Variation, Not Modification: Listening to Your Body
Before I got pregnant, I was what you could call a fitness junkie. Living in L.A. I worked out almost every day. I would go to spin classes, bootcamp, HIIT, choreographed dance – I even tried aerial yoga and pole. On my days outside of the gym, I would go running on the beach along the strand, or hiking in the hills outside of Santa Monica or Hollywood. My lower back would occasionally remind me that I needed to be careful, but nothing that an ice pack or a quick trip to a chiropractor couldn’t fix.
After I gave birth, there was something that happened to me in my six weeks of downtime. Having a baby in the depths of winter made lounging on the couch seem preferable to the gentle walks and stretching I needed; the icy paths too treacherous to traverse, the floor too chilly to do yoga on.
When I got cleared for fitness from my midwives, I started working out like things were mostly normal, but things were off. In hindsight, I added too much in too quickly. My lower back started to tweak; muscles began to spasm. One day I woke up and I couldn’t get out of bed – the last thing you want when your baby is just a few months old.
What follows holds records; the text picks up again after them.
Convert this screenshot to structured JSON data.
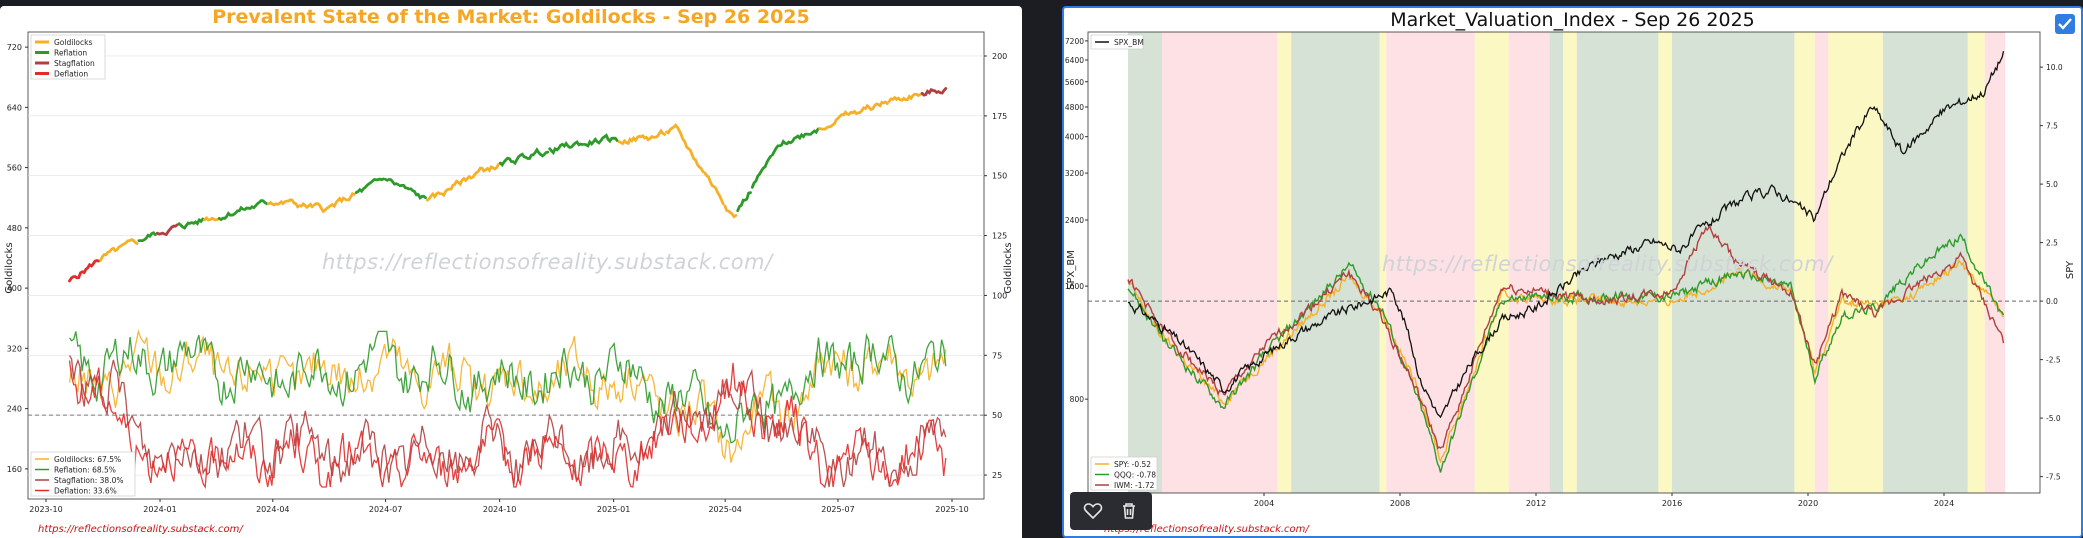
{
  "left_chart": {
    "title": "Prevalent State of the Market: Goldilocks - Sep 26 2025",
    "watermark": "https://reflectionsofreality.substack.com/",
    "footer": "https://reflectionsofreality.substack.com/",
    "ylabel_left": "Goldilocks",
    "ylabel_right": "Goldilocks",
    "y_left_ticks": [
      "720",
      "640",
      "560",
      "480",
      "400",
      "320",
      "240",
      "160"
    ],
    "y_right_ticks": [
      "200",
      "175",
      "150",
      "125",
      "100",
      "75",
      "50",
      "25"
    ],
    "x_ticks": [
      "2023-10",
      "2024-01",
      "2024-04",
      "2024-07",
      "2024-10",
      "2025-01",
      "2025-04",
      "2025-07",
      "2025-10"
    ],
    "legend_top": [
      "Goldilocks",
      "Reflation",
      "Stagflation",
      "Deflation"
    ],
    "legend_bottom": [
      "Goldilocks: 67.5%",
      "Reflation: 68.5%",
      "Stagflation: 38.0%",
      "Deflation: 33.6%"
    ],
    "colors": {
      "goldilocks": "#f5b027",
      "reflation": "#2e9a2a",
      "stagflation": "#b04040",
      "deflation": "#e22b2b"
    }
  },
  "right_chart": {
    "title": "Market_Valuation_Index  - Sep 26 2025",
    "watermark": "https://reflectionsofreality.substack.com/",
    "footer": "https://reflectionsofreality.substack.com/",
    "ylabel_left": "SPX_BM",
    "ylabel_right": "SPY",
    "y_left_ticks": [
      "7200",
      "6400",
      "5600",
      "4800",
      "4000",
      "3200",
      "2400",
      "1600",
      "800"
    ],
    "y_right_ticks": [
      "10.0",
      "7.5",
      "5.0",
      "2.5",
      "0.0",
      "-2.5",
      "-5.0",
      "-7.5"
    ],
    "x_ticks": [
      "2004",
      "2008",
      "2012",
      "2016",
      "2020",
      "2024"
    ],
    "legend_top": [
      "SPX_BM"
    ],
    "legend_bottom": [
      "SPY: -0.52",
      "QQQ: -0.78",
      "IWM: -1.72"
    ],
    "colors": {
      "spx": "#111111",
      "spy": "#f5b027",
      "qqq": "#2e9a2a",
      "iwm": "#b04040",
      "regime_green": "#d6e2d6",
      "regime_pink": "#fde1e4",
      "regime_yellow": "#fbf8c4"
    }
  },
  "chart_data": [
    {
      "type": "line",
      "title": "Prevalent State of the Market: Goldilocks - Sep 26 2025",
      "xlabel": "",
      "ylabel": "Goldilocks",
      "x_range": [
        "2023-10",
        "2025-10"
      ],
      "ylim_left": [
        120,
        740
      ],
      "ylim_right": [
        15,
        210
      ],
      "series": [
        {
          "name": "Goldilocks",
          "axis": "left",
          "x": [
            "2023-10-20",
            "2023-11-15",
            "2024-01-01",
            "2024-02-15",
            "2024-04-01",
            "2024-05-15",
            "2024-07-01",
            "2024-08-05",
            "2024-09-15",
            "2024-11-01",
            "2024-12-15",
            "2025-02-01",
            "2025-02-20",
            "2025-04-08",
            "2025-05-15",
            "2025-07-01",
            "2025-08-15",
            "2025-09-26"
          ],
          "values": [
            410,
            440,
            475,
            495,
            515,
            505,
            545,
            515,
            555,
            580,
            595,
            600,
            610,
            495,
            590,
            625,
            650,
            665
          ]
        },
        {
          "name": "Goldilocks: 67.5%",
          "axis": "right",
          "x": [
            "2023-10-20",
            "2024-01-01",
            "2024-04-01",
            "2024-07-01",
            "2024-10-01",
            "2025-01-01",
            "2025-04-08",
            "2025-07-01",
            "2025-09-26"
          ],
          "values": [
            60,
            72,
            65,
            70,
            62,
            68,
            40,
            72,
            67.5
          ]
        },
        {
          "name": "Reflation: 68.5%",
          "axis": "right",
          "x": [
            "2023-10-20",
            "2024-01-01",
            "2024-04-01",
            "2024-07-01",
            "2024-10-01",
            "2025-01-01",
            "2025-04-08",
            "2025-07-01",
            "2025-09-26"
          ],
          "values": [
            70,
            74,
            66,
            72,
            64,
            70,
            44,
            75,
            68.5
          ]
        },
        {
          "name": "Stagflation: 38.0%",
          "axis": "right",
          "x": [
            "2023-10-20",
            "2024-01-01",
            "2024-04-01",
            "2024-07-01",
            "2024-10-01",
            "2025-01-01",
            "2025-04-08",
            "2025-07-01",
            "2025-09-26"
          ],
          "values": [
            75,
            34,
            38,
            32,
            36,
            34,
            58,
            30,
            38
          ]
        },
        {
          "name": "Deflation: 33.6%",
          "axis": "right",
          "x": [
            "2023-10-20",
            "2024-01-01",
            "2024-04-01",
            "2024-07-01",
            "2024-10-01",
            "2025-01-01",
            "2025-04-08",
            "2025-07-01",
            "2025-09-26"
          ],
          "values": [
            70,
            30,
            34,
            28,
            34,
            30,
            60,
            28,
            33.6
          ]
        }
      ],
      "hline": 50
    },
    {
      "type": "line",
      "title": "Market_Valuation_Index  - Sep 26 2025",
      "xlabel": "",
      "ylabel": "SPX_BM",
      "x_range": [
        2000,
        2026
      ],
      "log_scale_left": true,
      "ylim_left": [
        450,
        7600
      ],
      "ylim_right": [
        -8.2,
        11.5
      ],
      "series": [
        {
          "name": "SPX_BM",
          "axis": "left",
          "x": [
            2000,
            2001,
            2002.8,
            2003.5,
            2005,
            2007.8,
            2008.6,
            2009.2,
            2011,
            2012,
            2014,
            2015.5,
            2016.2,
            2018,
            2019,
            2020.2,
            2021.9,
            2022.8,
            2024,
            2025.2,
            2025.75
          ],
          "values": [
            1450,
            1250,
            850,
            960,
            1200,
            1560,
            900,
            700,
            1300,
            1400,
            1900,
            2100,
            2000,
            2700,
            2900,
            2400,
            4800,
            3600,
            4700,
            5300,
            6650
          ]
        },
        {
          "name": "SPY: -0.52",
          "axis": "right",
          "x": [
            2000,
            2001,
            2002.8,
            2004,
            2006.5,
            2007.5,
            2008.6,
            2009.2,
            2011,
            2014,
            2016,
            2018,
            2019.5,
            2020.2,
            2021,
            2022,
            2023,
            2024.5,
            2025.75
          ],
          "values": [
            0.8,
            -1.5,
            -4.3,
            -2.5,
            1.0,
            -0.5,
            -4,
            -6.8,
            0.2,
            0,
            0,
            1.2,
            0.5,
            -3,
            0,
            -0.2,
            0.2,
            1.6,
            -0.52
          ]
        },
        {
          "name": "QQQ: -0.78",
          "axis": "right",
          "x": [
            2000,
            2001,
            2002.8,
            2004,
            2006.5,
            2007.5,
            2008.6,
            2009.2,
            2011,
            2014,
            2016,
            2018,
            2019.5,
            2020.2,
            2021,
            2022,
            2023,
            2024.5,
            2025.75
          ],
          "values": [
            0.7,
            -1.6,
            -4.5,
            -2.3,
            1.5,
            -0.4,
            -4.5,
            -7.2,
            0.1,
            0.2,
            0.2,
            1.2,
            0.6,
            -3.2,
            -0.6,
            -0.3,
            1.2,
            2.8,
            -0.78
          ]
        },
        {
          "name": "IWM: -1.72",
          "axis": "right",
          "x": [
            2000,
            2001,
            2002.8,
            2004,
            2006.5,
            2007.5,
            2008.6,
            2009.2,
            2011,
            2014,
            2016,
            2017,
            2018,
            2019.5,
            2020.2,
            2021,
            2022,
            2023,
            2024.5,
            2025.75
          ],
          "values": [
            1.0,
            -1.2,
            -4.0,
            -2.0,
            1.2,
            -0.8,
            -4.2,
            -6.5,
            0.6,
            0,
            0.4,
            3.2,
            1.5,
            0.4,
            -2.8,
            0.3,
            -0.6,
            0.5,
            1.8,
            -1.72
          ]
        }
      ],
      "hline": 0
    }
  ]
}
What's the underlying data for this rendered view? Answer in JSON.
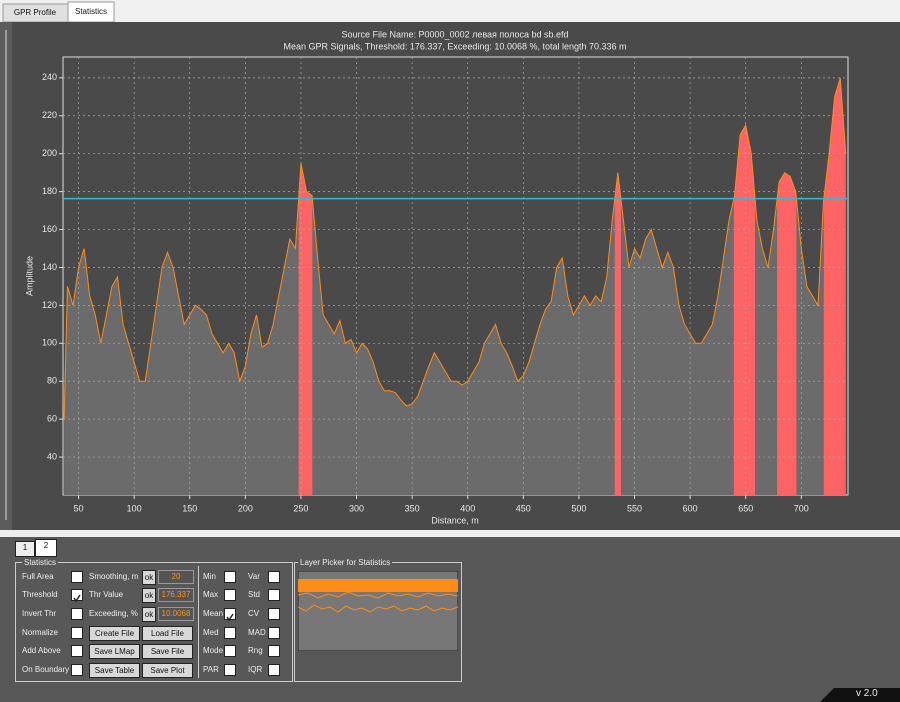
{
  "tabs": [
    "GPR Profile",
    "Statistics"
  ],
  "chart_data": {
    "type": "area",
    "title": "Source File Name: P0000_0002 левая полоса bd sb.efd",
    "subtitle": "Mean GPR Signals, Threshold: 176.337, Exceeding: 10.0068 %, total length 70.336 m",
    "x_label": "Distance, m",
    "y_label": "Amplitude",
    "x": [
      37,
      40,
      45,
      50,
      55,
      60,
      65,
      70,
      75,
      80,
      85,
      90,
      95,
      100,
      105,
      110,
      115,
      120,
      125,
      130,
      135,
      140,
      145,
      150,
      155,
      160,
      165,
      170,
      175,
      180,
      185,
      190,
      195,
      200,
      205,
      210,
      215,
      220,
      225,
      230,
      235,
      240,
      245,
      250,
      255,
      260,
      265,
      270,
      275,
      280,
      285,
      290,
      295,
      300,
      305,
      310,
      315,
      320,
      325,
      330,
      335,
      340,
      345,
      350,
      355,
      360,
      365,
      370,
      375,
      380,
      385,
      390,
      395,
      400,
      405,
      410,
      415,
      420,
      425,
      430,
      435,
      440,
      445,
      450,
      455,
      460,
      465,
      470,
      475,
      480,
      485,
      490,
      495,
      500,
      505,
      510,
      515,
      520,
      525,
      530,
      535,
      540,
      545,
      550,
      555,
      560,
      565,
      570,
      575,
      580,
      585,
      590,
      595,
      600,
      605,
      610,
      615,
      620,
      625,
      630,
      635,
      640,
      645,
      650,
      655,
      660,
      665,
      670,
      675,
      680,
      685,
      690,
      695,
      700,
      705,
      710,
      715,
      720,
      725,
      730,
      735,
      740
    ],
    "series": [
      {
        "color": "#ff8c1a",
        "values": [
          60,
          130,
          120,
          140,
          150,
          125,
          115,
          100,
          115,
          130,
          135,
          110,
          100,
          90,
          80,
          80,
          100,
          120,
          140,
          148,
          140,
          125,
          110,
          115,
          120,
          118,
          115,
          105,
          100,
          95,
          100,
          95,
          80,
          88,
          105,
          115,
          98,
          100,
          110,
          125,
          140,
          155,
          150,
          195,
          180,
          178,
          145,
          115,
          110,
          105,
          112,
          100,
          102,
          95,
          100,
          97,
          90,
          80,
          75,
          75,
          74,
          70,
          67,
          68,
          72,
          80,
          88,
          95,
          90,
          85,
          80,
          80,
          78,
          80,
          85,
          90,
          100,
          105,
          110,
          100,
          95,
          88,
          80,
          83,
          90,
          100,
          110,
          118,
          122,
          140,
          145,
          125,
          115,
          120,
          125,
          120,
          125,
          122,
          135,
          165,
          190,
          165,
          140,
          150,
          145,
          155,
          160,
          150,
          140,
          148,
          140,
          120,
          110,
          105,
          100,
          100,
          105,
          110,
          125,
          145,
          165,
          178,
          210,
          215,
          200,
          165,
          150,
          140,
          160,
          185,
          190,
          188,
          180,
          150,
          130,
          125,
          120,
          175,
          200,
          230,
          240,
          200
        ]
      }
    ],
    "threshold": 176.337,
    "threshold_color": "#3ab8c8",
    "exceed_color": "#ff6464",
    "fill_color": "#6b6b6b",
    "xlim": [
      36,
      742
    ],
    "ylim": [
      20,
      251
    ],
    "xticks": [
      50,
      100,
      150,
      200,
      250,
      300,
      350,
      400,
      450,
      500,
      550,
      600,
      650,
      700
    ],
    "yticks": [
      40,
      60,
      80,
      100,
      120,
      140,
      160,
      180,
      200,
      220,
      240
    ],
    "grid": true
  },
  "panel": {
    "tabs": [
      "1",
      "2"
    ],
    "group": "Statistics",
    "options": [
      {
        "label": "Full Area",
        "checked": false
      },
      {
        "label": "Threshold",
        "checked": true
      },
      {
        "label": "Invert Thr",
        "checked": false
      },
      {
        "label": "Normalize",
        "checked": false
      },
      {
        "label": "Add Above",
        "checked": false
      },
      {
        "label": "On Boundary",
        "checked": false
      }
    ],
    "fields": [
      {
        "label": "Smoothing, m",
        "button": "ok",
        "value": "20"
      },
      {
        "label": "Thr Value",
        "button": "ok",
        "value": "176.337"
      },
      {
        "label": "Exceeding, %",
        "button": "ok",
        "value": "10.0068"
      }
    ],
    "buttons": [
      "Create File",
      "Load File",
      "Save LMap",
      "Save File",
      "Save Table",
      "Save Plot"
    ],
    "stats": [
      {
        "label": "Min",
        "checked": false
      },
      {
        "label": "Max",
        "checked": false
      },
      {
        "label": "Mean",
        "checked": true
      },
      {
        "label": "Med",
        "checked": false
      },
      {
        "label": "Mode",
        "checked": false
      },
      {
        "label": "PAR",
        "checked": false
      }
    ],
    "stats2": [
      {
        "label": "Var",
        "checked": false
      },
      {
        "label": "Std",
        "checked": false
      },
      {
        "label": "CV",
        "checked": false
      },
      {
        "label": "MAD",
        "checked": false
      },
      {
        "label": "Rng",
        "checked": false
      },
      {
        "label": "IQR",
        "checked": false
      }
    ],
    "layer_picker": "Layer Picker for Statistics"
  },
  "version": "v 2.0"
}
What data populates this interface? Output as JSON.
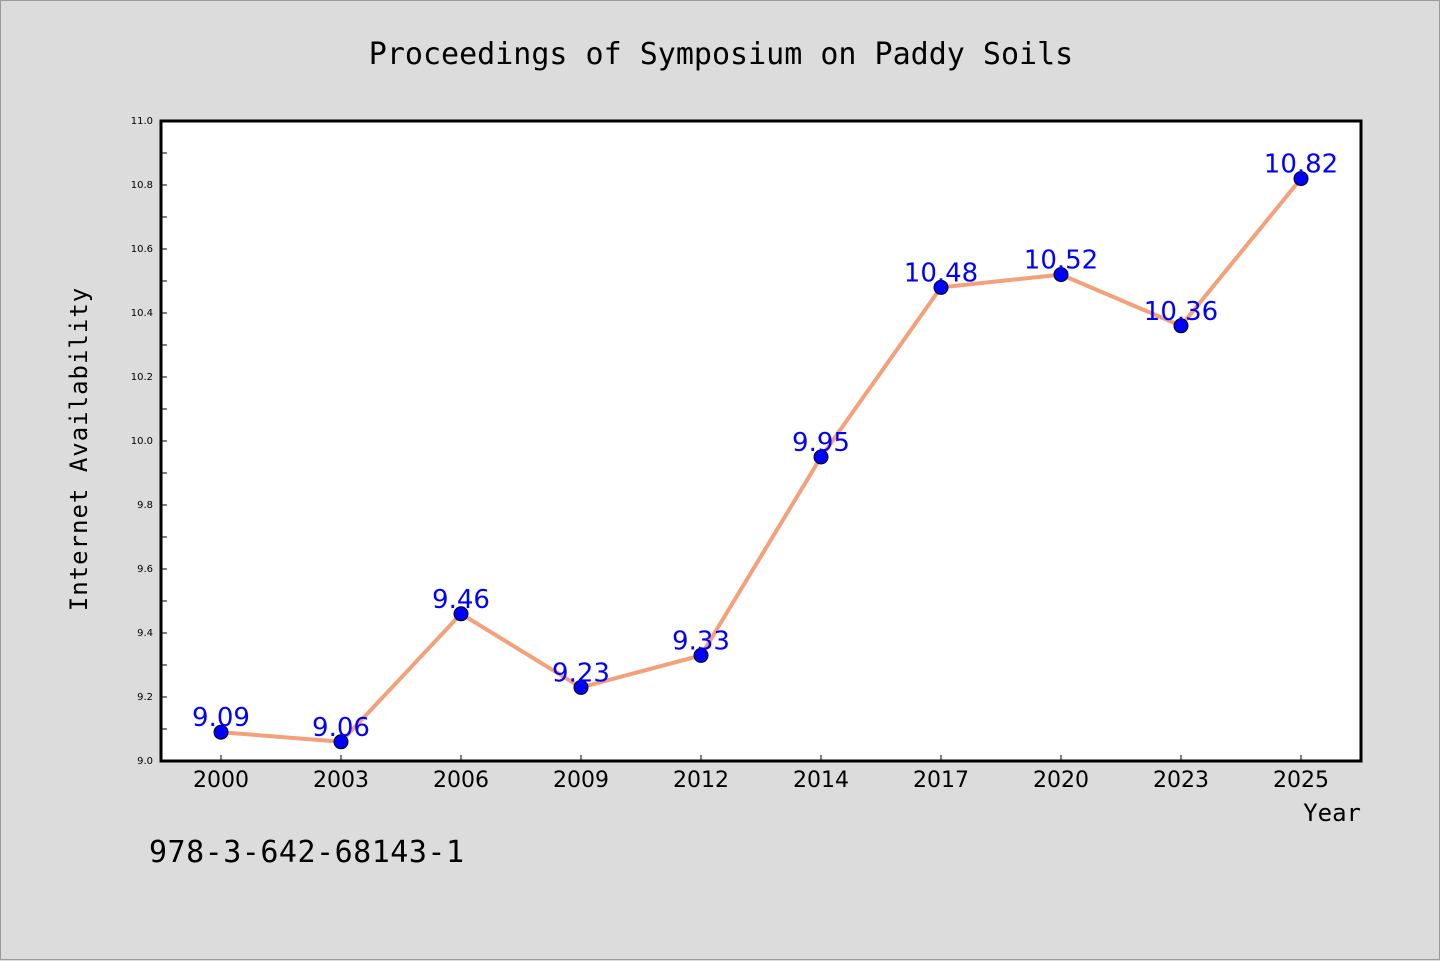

When I started trying to find a solution to my back situation, physical therapy, osteopathic medicine, chiropractors, physiotherapy, massage therapy, medication, meditation – I was ready to heal. But I’d get over-eager. I’d push too hard and throw it out again. It went from being a pelvic flood issue to a disc issue, and the progress I made slowly started to slip, until I had to take a break from the Baby Booty community (and sweat) I’d come to rely on for my mental health.
After feeling like my back was held together with bandaids, I took a class with physical therapist and pelvic floor specialist, Dr. Jenn Gelfand. “I always tell my patients, it’s not about modification, it’s about variation,” she emphasized. “It shouldn’t feel like you're weak, or holding back – it’s about listening to your body, what it needs, how it moves, and meeting you where you’re at.”
Today, I also stop thinking about what I need as temporary. I know to listen to my body and respond to what it’s telling me. I know that just because I used to move one way doesn’t mean another one is worse or better. Staying grounded in whatever practice is the most healing. Movement – whatever that means at the time – is key.